しなだれかかって揺れてくる栄口相手に俺はよく頑張った。

手元が狂って危うくカルピスを溢すところだった。


「ねー、なんで阿部のカルピスサワーが一番なんだろうねぇ」

「さぁ?単に飲み慣れてるだけじゃねーの」


と言いつつ褒められて悪い気はしない。

何回栄口のためにカルピスサワー作ってやったことか。好みの割り加減なんかもはや熟知している。


しかし俺の答えが不満だったらしく、栄口はダンッ!とグラスをちゃぶ台の上に置いた。


「違うでしょ!ソコは愛情こもってるから…って答えるとこでしょ!?」


目元を上気させてキッと睨んできたと思ったら、今度はふぇ〜と眉を下げて「阿部は酷いヤツだよぉ」と突っ伏した。

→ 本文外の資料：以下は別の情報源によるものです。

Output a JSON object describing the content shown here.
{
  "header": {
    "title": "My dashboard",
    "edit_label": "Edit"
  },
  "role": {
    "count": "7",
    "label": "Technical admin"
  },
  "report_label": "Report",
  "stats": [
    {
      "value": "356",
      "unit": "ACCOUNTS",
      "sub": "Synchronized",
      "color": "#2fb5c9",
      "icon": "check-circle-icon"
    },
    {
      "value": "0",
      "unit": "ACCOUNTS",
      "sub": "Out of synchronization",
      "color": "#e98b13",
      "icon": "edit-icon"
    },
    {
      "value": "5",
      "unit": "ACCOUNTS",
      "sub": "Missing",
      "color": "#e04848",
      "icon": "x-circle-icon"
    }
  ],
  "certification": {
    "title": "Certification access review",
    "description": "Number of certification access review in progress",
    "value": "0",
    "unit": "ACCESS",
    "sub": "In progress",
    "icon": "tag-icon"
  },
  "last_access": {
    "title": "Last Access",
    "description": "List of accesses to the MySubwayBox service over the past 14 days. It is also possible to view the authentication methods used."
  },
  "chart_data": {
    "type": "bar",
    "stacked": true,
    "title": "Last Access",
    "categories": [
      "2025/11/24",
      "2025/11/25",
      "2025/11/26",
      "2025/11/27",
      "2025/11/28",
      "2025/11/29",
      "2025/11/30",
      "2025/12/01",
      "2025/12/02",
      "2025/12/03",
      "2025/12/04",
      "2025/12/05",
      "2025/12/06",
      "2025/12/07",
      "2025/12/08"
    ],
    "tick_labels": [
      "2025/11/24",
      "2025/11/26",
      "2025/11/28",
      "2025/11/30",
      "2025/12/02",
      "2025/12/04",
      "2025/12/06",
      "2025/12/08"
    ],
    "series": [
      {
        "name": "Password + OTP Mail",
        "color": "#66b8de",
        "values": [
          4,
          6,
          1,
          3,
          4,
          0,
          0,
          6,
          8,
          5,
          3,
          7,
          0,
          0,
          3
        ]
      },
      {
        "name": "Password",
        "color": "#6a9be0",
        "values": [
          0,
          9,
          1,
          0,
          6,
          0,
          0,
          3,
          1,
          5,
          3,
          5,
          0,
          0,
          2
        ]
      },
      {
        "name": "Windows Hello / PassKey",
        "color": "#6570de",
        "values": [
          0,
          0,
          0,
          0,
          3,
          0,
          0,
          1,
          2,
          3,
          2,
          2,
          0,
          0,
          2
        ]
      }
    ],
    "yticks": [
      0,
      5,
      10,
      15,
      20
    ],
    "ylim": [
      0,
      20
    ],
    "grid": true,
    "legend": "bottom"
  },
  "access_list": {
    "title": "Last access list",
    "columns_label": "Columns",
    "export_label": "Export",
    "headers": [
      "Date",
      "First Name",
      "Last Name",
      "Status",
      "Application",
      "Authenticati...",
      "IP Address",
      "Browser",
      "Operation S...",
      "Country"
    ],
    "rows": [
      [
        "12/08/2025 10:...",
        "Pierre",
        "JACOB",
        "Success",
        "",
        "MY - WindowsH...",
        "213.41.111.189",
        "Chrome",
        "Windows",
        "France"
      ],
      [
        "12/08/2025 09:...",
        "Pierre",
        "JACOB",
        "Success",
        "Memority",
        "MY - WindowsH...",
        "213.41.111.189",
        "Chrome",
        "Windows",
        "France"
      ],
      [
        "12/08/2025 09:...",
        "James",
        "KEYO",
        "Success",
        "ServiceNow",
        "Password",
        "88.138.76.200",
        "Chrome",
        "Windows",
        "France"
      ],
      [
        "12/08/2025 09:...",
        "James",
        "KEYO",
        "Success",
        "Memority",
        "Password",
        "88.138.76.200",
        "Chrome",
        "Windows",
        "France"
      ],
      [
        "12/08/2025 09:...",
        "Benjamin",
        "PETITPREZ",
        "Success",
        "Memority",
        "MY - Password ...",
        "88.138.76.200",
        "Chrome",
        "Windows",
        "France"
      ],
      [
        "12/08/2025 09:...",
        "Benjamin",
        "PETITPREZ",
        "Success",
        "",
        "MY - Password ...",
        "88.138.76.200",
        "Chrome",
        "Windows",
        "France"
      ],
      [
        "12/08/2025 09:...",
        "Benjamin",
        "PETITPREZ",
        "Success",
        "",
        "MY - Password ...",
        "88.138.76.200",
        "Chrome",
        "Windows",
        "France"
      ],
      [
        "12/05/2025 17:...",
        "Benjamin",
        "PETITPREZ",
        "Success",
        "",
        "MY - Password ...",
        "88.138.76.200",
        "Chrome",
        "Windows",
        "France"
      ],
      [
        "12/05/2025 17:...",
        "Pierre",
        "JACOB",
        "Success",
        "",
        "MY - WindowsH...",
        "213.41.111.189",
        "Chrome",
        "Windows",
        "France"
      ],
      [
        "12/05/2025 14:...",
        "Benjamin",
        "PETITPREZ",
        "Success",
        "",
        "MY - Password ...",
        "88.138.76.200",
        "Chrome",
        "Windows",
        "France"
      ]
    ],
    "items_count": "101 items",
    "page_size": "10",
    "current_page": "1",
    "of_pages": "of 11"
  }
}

「俺は愛情込めて阿部のために飯作ってるのにぃいい……。阿部は違うんだぁああ」

「――言い間違えた。……俺がいれるカルピスサワーが美味いのは、俺のアイジョーがこもっているからだ」


限りなく棒読みで言ってやったのに、ムクっと起き上がると笑顔を見せた。


「えへへ〜、やだなぁ、阿部ったら、恥ずかしいヤツ」

「…………」


怒ったり泣いたり、笑ったり、お前は忙しいヤツだよ。


「でも、すきぃ。あーべ、好きだよぉ」

「……甘過ぎだっつの」


「えぇ〜、そんなことないよ〜」ってグラスに手を伸ばして、ゆっくりと味合うように一口飲んだ。


「……おいし。甘過ぎたりしないよ?」


とろんとした目で見つめてくる、お前が甘過ぎだっつの。


「阿部も飲んでみて、ね…」


ふわっと微笑んで、カルピスサワー(アルコール抜き)を口に含むと、濡れた唇を俺の唇の端に押し付けてきた。


「んっ…ふぁっ」


口移しで飲ますなんて不慣れな上に(栄口は飲まされるほう専門だ)、酔っ払って目測を誤ったまま注ぎこもうとしたもんだから、液体の大半は唇の端から零れてお互いの顎を伝い、胸元に流れていった。


――冷たい。


けど、そんなことはどうでもいい。


後頭部を押さえつけて唇を重ね直すと、緩く開いた隙間から舌を侵入させて、甘い口内を貪った。


「あ、べ……」


物足りないと言いたげに、唾液を引いて離れていく唇。



潤んだ瞳で艶に笑った栄口は俺の体を押し倒すと、首筋に顔を埋めてきた――。